Long-distance dispersal via ocean currents connects Omani clownfish populations throughout entire species range.

Abstract

Dispersal is a crucial ecological process, driving population dynamics and defining the structure and persistence of populations. Measuring demographic connectivity between discreet populations remains a long-standing challenge for most marine organisms because it involves tracking the movement of pelagic larvae. Recent studies demonstrate local connectivity of reef fish populations via the dispersal of planktonic larvae, while biogeography indicates some larvae must disperse 100-1000 s kilometres.
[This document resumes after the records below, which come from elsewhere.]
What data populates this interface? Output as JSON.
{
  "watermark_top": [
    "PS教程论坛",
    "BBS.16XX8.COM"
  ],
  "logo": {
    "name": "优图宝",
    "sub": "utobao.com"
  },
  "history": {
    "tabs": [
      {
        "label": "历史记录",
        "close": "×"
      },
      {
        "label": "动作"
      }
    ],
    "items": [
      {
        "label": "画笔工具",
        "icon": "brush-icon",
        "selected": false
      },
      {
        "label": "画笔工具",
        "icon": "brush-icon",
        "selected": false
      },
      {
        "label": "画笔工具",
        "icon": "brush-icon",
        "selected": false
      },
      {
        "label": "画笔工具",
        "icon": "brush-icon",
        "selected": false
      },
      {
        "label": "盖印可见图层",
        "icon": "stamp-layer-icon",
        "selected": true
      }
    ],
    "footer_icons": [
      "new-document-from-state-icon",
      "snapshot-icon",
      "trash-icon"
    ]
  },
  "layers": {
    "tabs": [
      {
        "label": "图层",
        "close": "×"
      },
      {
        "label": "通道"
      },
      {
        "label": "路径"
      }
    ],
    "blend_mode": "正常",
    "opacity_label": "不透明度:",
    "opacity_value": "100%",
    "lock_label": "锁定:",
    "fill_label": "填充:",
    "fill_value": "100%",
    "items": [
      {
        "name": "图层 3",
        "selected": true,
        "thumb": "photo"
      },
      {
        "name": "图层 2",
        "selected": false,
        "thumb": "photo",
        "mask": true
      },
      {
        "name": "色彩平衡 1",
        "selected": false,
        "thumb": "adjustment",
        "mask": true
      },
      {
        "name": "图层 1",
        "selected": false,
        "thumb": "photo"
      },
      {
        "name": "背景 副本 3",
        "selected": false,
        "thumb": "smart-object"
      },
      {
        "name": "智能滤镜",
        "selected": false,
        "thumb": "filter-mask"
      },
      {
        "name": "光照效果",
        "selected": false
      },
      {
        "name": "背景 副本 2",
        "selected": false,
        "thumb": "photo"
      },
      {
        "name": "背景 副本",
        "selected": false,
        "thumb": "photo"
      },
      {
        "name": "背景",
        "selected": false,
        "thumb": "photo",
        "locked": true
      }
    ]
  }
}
To date, empirical measures of long-distance dispersal are lacking and the full scale of dispersal is unknown. Here we provide the first measure of long-distance dispersal in a coral reef fish, the Omani clownfish Amphiprion omanensis, throughout its entire species range. Using genetic assignment tests we demonstrate bidirectional exchange of first generation migrants, with subsequent social and reproductive integration, between two populations separated by over 400 km. Immigration was 5.4% and 0.7% in each region, suggesting a biased southward exchange, and matched predictions from a physically-coupled dispersal model. This rare opportunity to measure long-distance dispersal demonstrates connectivity of isolated marine populations over distances of 100 s of kilometres and provides a unique insight into the processes of biogeography, speciation and adaptation.